In short, the R&D Approach is the preferred way to build new, very technical things. However, this approach requires a lot of funding up-front, and you get very little market feedback until right at the end. So, it’s not a great way to build that new consumer-focused savings app you’ve been thinking of.

Problem-focused approach

The second way to approach building a new product is to be relentlessly focused on the problem that you’re solving for customers. In this image, you’re helping customers get from point A to point B faster. You ship the simplest version, take their feedback and design the next iteration. Rinse, repeat. Build, Measure, and Learn.

Twitter first launched as a group SMS platform where you could send an update SMS to your followers. (It’s also where the character limit for tweets came from.) They then iterated and iterated until you have what it is today. Facebook started out as a Hot-or-Not to “connect” people on your campus. Then it became an online yearbook. Then a personal page where you could poke and later message each other. Today, Facebook’s product is a completely different way to solve the initial user’s problem.

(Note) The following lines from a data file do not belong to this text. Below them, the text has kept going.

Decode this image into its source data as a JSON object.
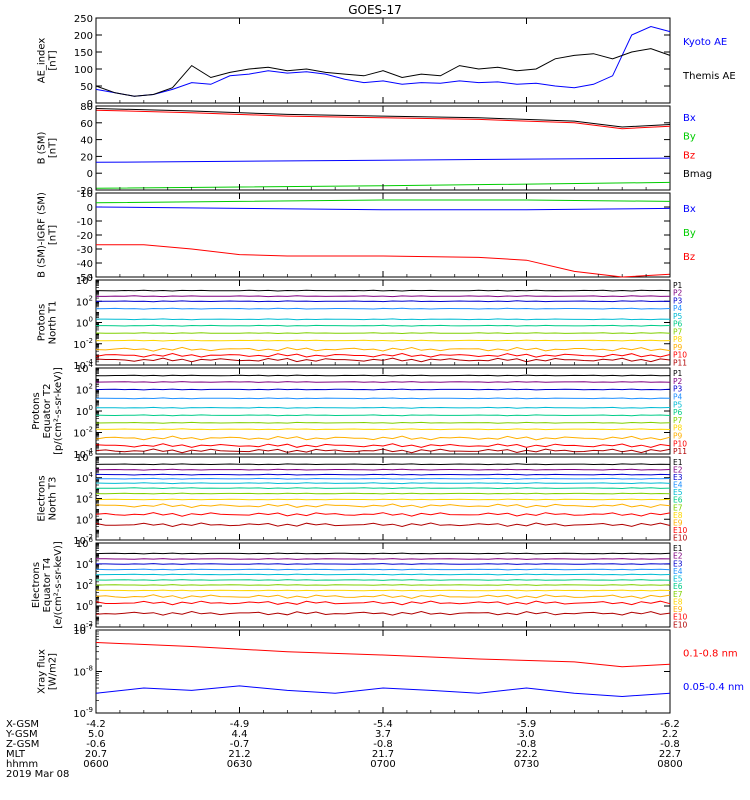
{
  "title": "GOES-17",
  "chart_data": [
    {
      "type": "line",
      "id": "ae",
      "ylabel": [
        "AE_index",
        "[nT]"
      ],
      "ylim": [
        0,
        250
      ],
      "yticks": [
        "0",
        "50",
        "100",
        "150",
        "200",
        "250"
      ],
      "series": [
        {
          "name": "Kyoto AE",
          "color": "#0000ff",
          "x": [
            0,
            4,
            8,
            12,
            16,
            20,
            24,
            28,
            32,
            36,
            40,
            44,
            48,
            52,
            56,
            60,
            64,
            68,
            72,
            76,
            80,
            84,
            88,
            92,
            96,
            100,
            104,
            108,
            112,
            116,
            120
          ],
          "values": [
            40,
            30,
            20,
            25,
            40,
            60,
            55,
            80,
            85,
            95,
            88,
            92,
            85,
            70,
            60,
            65,
            55,
            60,
            58,
            65,
            60,
            62,
            55,
            58,
            50,
            45,
            55,
            80,
            200,
            225,
            210
          ]
        },
        {
          "name": "Themis AE",
          "color": "#000000",
          "x": [
            0,
            4,
            8,
            12,
            16,
            20,
            24,
            28,
            32,
            36,
            40,
            44,
            48,
            52,
            56,
            60,
            64,
            68,
            72,
            76,
            80,
            84,
            88,
            92,
            96,
            100,
            104,
            108,
            112,
            116,
            120
          ],
          "values": [
            50,
            30,
            20,
            25,
            45,
            110,
            75,
            90,
            100,
            105,
            95,
            100,
            90,
            85,
            80,
            95,
            75,
            85,
            80,
            110,
            100,
            105,
            95,
            100,
            130,
            140,
            145,
            130,
            150,
            160,
            140
          ]
        }
      ]
    },
    {
      "type": "line",
      "id": "bsm",
      "ylabel": [
        "B (SM)",
        "[nT]"
      ],
      "ylim": [
        -20,
        80
      ],
      "yticks": [
        "-20",
        "0",
        "20",
        "40",
        "60",
        "80"
      ],
      "series": [
        {
          "name": "Bx",
          "color": "#0000ff",
          "x": [
            0,
            120
          ],
          "values": [
            13,
            18
          ]
        },
        {
          "name": "By",
          "color": "#00cc00",
          "x": [
            0,
            60,
            120
          ],
          "values": [
            -18,
            -15,
            -11
          ]
        },
        {
          "name": "Bz",
          "color": "#ff0000",
          "x": [
            0,
            20,
            40,
            60,
            80,
            100,
            110,
            120
          ],
          "values": [
            75,
            72,
            68,
            66,
            64,
            60,
            53,
            56
          ]
        },
        {
          "name": "Bmag",
          "color": "#000000",
          "x": [
            0,
            20,
            40,
            60,
            80,
            100,
            110,
            120
          ],
          "values": [
            77,
            74,
            70,
            68,
            66,
            62,
            55,
            58
          ]
        }
      ]
    },
    {
      "type": "line",
      "id": "bigrf",
      "ylabel": [
        "B (SM)-IGRF (SM)",
        "[nT]"
      ],
      "ylim": [
        -50,
        10
      ],
      "yticks": [
        "-50",
        "-40",
        "-30",
        "-20",
        "-10",
        "0",
        "10"
      ],
      "series": [
        {
          "name": "Bx",
          "color": "#0000ff",
          "x": [
            0,
            30,
            60,
            90,
            120
          ],
          "values": [
            0,
            -1,
            -2,
            -2,
            -1
          ]
        },
        {
          "name": "By",
          "color": "#00cc00",
          "x": [
            0,
            30,
            60,
            90,
            120
          ],
          "values": [
            3,
            4,
            5,
            5,
            4
          ]
        },
        {
          "name": "Bz",
          "color": "#ff0000",
          "x": [
            0,
            10,
            20,
            30,
            40,
            60,
            80,
            90,
            100,
            110,
            120
          ],
          "values": [
            -27,
            -27,
            -30,
            -34,
            -35,
            -35,
            -36,
            -38,
            -46,
            -50,
            -48
          ]
        }
      ]
    },
    {
      "type": "line",
      "id": "protonsT1",
      "ylabel": [
        "Protons",
        "North T1"
      ],
      "log": true,
      "ylim": [
        0.0001,
        10000
      ],
      "yticks": [
        "10^-4",
        "10^-2",
        "10^0",
        "10^2",
        "10^4"
      ],
      "channels": [
        {
          "name": "P1",
          "color": "#000000",
          "value": 1000
        },
        {
          "name": "P2",
          "color": "#800080",
          "value": 300
        },
        {
          "name": "P3",
          "color": "#0000cd",
          "value": 100
        },
        {
          "name": "P4",
          "color": "#1e90ff",
          "value": 20
        },
        {
          "name": "P5",
          "color": "#00bcd4",
          "value": 2
        },
        {
          "name": "P6",
          "color": "#00cc88",
          "value": 0.5
        },
        {
          "name": "P7",
          "color": "#7fd000",
          "value": 0.1
        },
        {
          "name": "P8",
          "color": "#ffd700",
          "value": 0.02
        },
        {
          "name": "P9",
          "color": "#ffb000",
          "value": 0.003
        },
        {
          "name": "P10",
          "color": "#ff0000",
          "value": 0.0008
        },
        {
          "name": "P11",
          "color": "#b00000",
          "value": 0.0003
        }
      ]
    },
    {
      "type": "line",
      "id": "protonsT2",
      "ylabel": [
        "Protons",
        "Equator T2",
        "[p/(cm²-s-sr-keV)]"
      ],
      "log": true,
      "ylim": [
        0.0001,
        10000
      ],
      "yticks": [
        "10^-4",
        "10^-2",
        "10^0",
        "10^2",
        "10^4"
      ],
      "channels": [
        {
          "name": "P1",
          "color": "#000000",
          "value": 2000
        },
        {
          "name": "P2",
          "color": "#800080",
          "value": 500
        },
        {
          "name": "P3",
          "color": "#0000cd",
          "value": 100
        },
        {
          "name": "P4",
          "color": "#1e90ff",
          "value": 15
        },
        {
          "name": "P5",
          "color": "#00bcd4",
          "value": 2
        },
        {
          "name": "P6",
          "color": "#00cc88",
          "value": 0.4
        },
        {
          "name": "P7",
          "color": "#7fd000",
          "value": 0.08
        },
        {
          "name": "P8",
          "color": "#ffd700",
          "value": 0.02
        },
        {
          "name": "P9",
          "color": "#ffb000",
          "value": 0.003
        },
        {
          "name": "P10",
          "color": "#ff0000",
          "value": 0.0006
        },
        {
          "name": "P11",
          "color": "#b00000",
          "value": 0.0002
        }
      ]
    },
    {
      "type": "line",
      "id": "electronsT3",
      "ylabel": [
        "Electrons",
        "North T3"
      ],
      "log": true,
      "ylim": [
        0.01,
        1000000
      ],
      "yticks": [
        "10^-2",
        "10^0",
        "10^2",
        "10^4",
        "10^6"
      ],
      "channels": [
        {
          "name": "E1",
          "color": "#000000",
          "value": 200000
        },
        {
          "name": "E2",
          "color": "#800080",
          "value": 60000
        },
        {
          "name": "E3",
          "color": "#0000cd",
          "value": 20000
        },
        {
          "name": "E4",
          "color": "#1e90ff",
          "value": 8000
        },
        {
          "name": "E5",
          "color": "#00bcd4",
          "value": 3000
        },
        {
          "name": "E6",
          "color": "#00cc88",
          "value": 1000
        },
        {
          "name": "E7",
          "color": "#7fd000",
          "value": 300
        },
        {
          "name": "E8",
          "color": "#ffd700",
          "value": 80
        },
        {
          "name": "E9",
          "color": "#ffb000",
          "value": 20
        },
        {
          "name": "E10",
          "color": "#ff0000",
          "value": 3
        },
        {
          "name": "E10",
          "color": "#b00000",
          "value": 0.3
        }
      ]
    },
    {
      "type": "line",
      "id": "electronsT4",
      "ylabel": [
        "Electrons",
        "Equator T4",
        "[e/(cm²-s-sr-keV)]"
      ],
      "log": true,
      "ylim": [
        0.01,
        1000000
      ],
      "yticks": [
        "10^-2",
        "10^0",
        "10^2",
        "10^4",
        "10^6"
      ],
      "channels": [
        {
          "name": "E1",
          "color": "#000000",
          "value": 100000
        },
        {
          "name": "E2",
          "color": "#800080",
          "value": 30000
        },
        {
          "name": "E3",
          "color": "#0000cd",
          "value": 10000
        },
        {
          "name": "E4",
          "color": "#1e90ff",
          "value": 3000
        },
        {
          "name": "E5",
          "color": "#00bcd4",
          "value": 1000
        },
        {
          "name": "E6",
          "color": "#00cc88",
          "value": 300
        },
        {
          "name": "E7",
          "color": "#7fd000",
          "value": 100
        },
        {
          "name": "E8",
          "color": "#ffd700",
          "value": 30
        },
        {
          "name": "E9",
          "color": "#ffb000",
          "value": 8
        },
        {
          "name": "E10",
          "color": "#ff0000",
          "value": 2
        },
        {
          "name": "E10",
          "color": "#b00000",
          "value": 0.2
        }
      ]
    },
    {
      "type": "line",
      "id": "xray",
      "ylabel": [
        "Xray flux",
        "[W/m2]"
      ],
      "log": true,
      "ylim": [
        1e-09,
        1e-07
      ],
      "yticks": [
        "10^-9",
        "10^-8",
        "10^-7"
      ],
      "series": [
        {
          "name": "0.1-0.8 nm",
          "color": "#ff0000",
          "x": [
            0,
            20,
            40,
            60,
            80,
            100,
            110,
            120
          ],
          "values": [
            5e-08,
            4e-08,
            3e-08,
            2.5e-08,
            2e-08,
            1.7e-08,
            1.3e-08,
            1.5e-08
          ]
        },
        {
          "name": "0.05-0.4 nm",
          "color": "#0000ff",
          "x": [
            0,
            10,
            20,
            30,
            40,
            50,
            60,
            70,
            80,
            90,
            100,
            110,
            120
          ],
          "values": [
            3e-09,
            4e-09,
            3.5e-09,
            4.5e-09,
            3.5e-09,
            3e-09,
            4e-09,
            3.5e-09,
            3e-09,
            4e-09,
            3e-09,
            2.5e-09,
            3e-09
          ]
        }
      ]
    }
  ],
  "xaxis": {
    "row_labels": [
      "X-GSM",
      "Y-GSM",
      "Z-GSM",
      "MLT",
      "hhmm"
    ],
    "date": "2019 Mar 08",
    "ticks": [
      {
        "minutes": 0,
        "values": [
          "-4.2",
          "5.0",
          "-0.6",
          "20.7",
          "0600"
        ]
      },
      {
        "minutes": 30,
        "values": [
          "-4.9",
          "4.4",
          "-0.7",
          "21.2",
          "0630"
        ]
      },
      {
        "minutes": 60,
        "values": [
          "-5.4",
          "3.7",
          "-0.8",
          "21.7",
          "0700"
        ]
      },
      {
        "minutes": 90,
        "values": [
          "-5.9",
          "3.0",
          "-0.8",
          "22.2",
          "0730"
        ]
      },
      {
        "minutes": 120,
        "values": [
          "-6.2",
          "2.2",
          "-0.8",
          "22.7",
          "0800"
        ]
      }
    ]
  }
}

The beauty of building this way is that you might get to step 2 and hear that your customers want a tandem bike, not a faster one. Then a minibus, then a bus system. By being Problem-focused, you can iterate your way to a solution that you could not have imagined at the beginning. (I’ve written on this before.)

MVP approach

In the Minimum Viable Product (MVP) approach, you build the absolute simplest version of your solution and ship it to customers. It’s normally a “shitty” version that “you should be embarrassed by.” The catch is that it still needs to actually solve the fundamental problem that your customer has, regardless of quality. Over time, you clean it up, improve it, add to it and make it generally better. Hopefully.

WhatsApp fundamentally still deliver what their very first version did. They’ve added things–expanded functionality, made it more secure and easier to use–but fundamentally you can still create messages and groups.

The benefit of the MVP approach is the evidence that if users are willing to use a ‘slimmed down’ version of the solution with a poor user experience, then you’re probably addressing a big pain point for them. The drawback is that you often get so fixated on just building better versions of the product you have in your mind that you dismiss feedback that doesn’t support it, and can miss huge adjacent opportunities to solve.

Semantically, any of the first steps in these processes could be considered an MVP in certain contexts… just to get extra confusing!

There are also many other ways to build a new product. Each with its own benefits and use cases. In my experience, it’s often more effective to be ‘problem-focused’ and double down on the customer feedback to guide you. If you’ve started in a good place, then in hindsight, it might look more like the MVP approach where the final product isn’t that different. Yet, starting with blinkers on and using an MVP approach without catering for feedback and pivots is always a sure way to fail.

I love this alternative take by Dorian Taylor:

“[Building] software isn’t like a car at all: if anything, it’s more like a university campus, where different buildings are complete artefacts in their own right but loosely coupled together to form a unified service. It is perfectly reasonable for some parts to be undergoing construction while others are being planned. Taken as a whole at any given moment, some parts of the system will have more detail and others will have less.”

I believe the key is to know the benefits of different approaches and to intentionally choose the one that will be most effective in your situation.